Pour freiner le pouvoir de marché des grandes entreprises technologiques et garantir que les nouvelles technologies profitent à tous, les gouvernements doivent investir dans le développement des infrastructures publiques numériques. Le concept d’une pile technologique aux normes ouvertes – composée d’une identification numérique, d’un système de paiement et d’une plateforme d’échange de données – a gagné du terrain dans les cercles de développement économique ces dernières années et de tels cadres pourraient rationaliser la fourniture de biens publics.
Mais pour y parvenir, il faut un changement de mentalité. L’infrastructure publique numérique, généralement considérée simplement comme un moyen de fournir des services gouvernementaux aux particuliers, a le potentiel de devenir une puissante plateforme facilitant les interactions entre les gouvernements, les entreprises et les citoyens. Idéalement, un système de paiement public pourrait traiter les transactions entre entreprises et entre particuliers dans différentes juridictions.
En outre, la mise en place d’une infrastructure numérique publique est cruciale pour la mise en œuvre de certaines mesures politiques, comme la taxe sur la publicité numérique proposée par l’économiste lauréat du prix Nobel Paul Romer. Les revenus de ces taxes pourraient, par exemple, financer des initiatives de collecte et de recyclage des déchets.
Mécanismes efficaces
Une économie de marché florissante fonctionne comme un partenariat entre le gouvernement et le secteur privé. Dans le cadre de cet arrangement, les entreprises sont autorisées à gérer leurs propres affaires, à condition qu'elles se conforment aux lois et réglementations, paient l'impôt sur les sociétés et perçoivent les impôts de leurs employés.

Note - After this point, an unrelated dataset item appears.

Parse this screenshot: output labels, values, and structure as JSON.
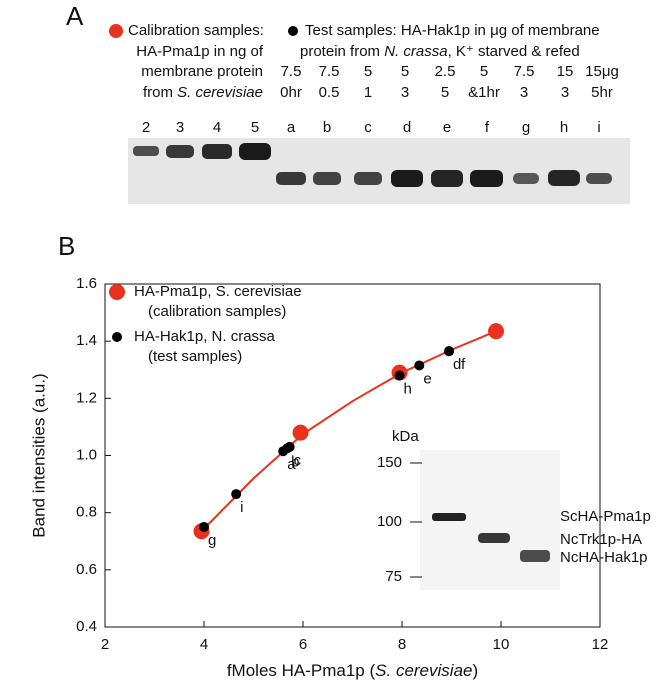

Mais les grandes entreprises technologiques ont sapé cet accord implicite en exploitant diverses lacunes juridiques pour minimiser leur charge fiscale, en compromettant la qualité de leurs services et en violant régulièrement les lois sur le droit d'auteur. Le moment est venu d’établir des mécanismes institutionnels efficaces et nécessaires pour garantir que les technologies potentiellement transformatrices profitent à tous, et pas seulement à quelques privilégiés.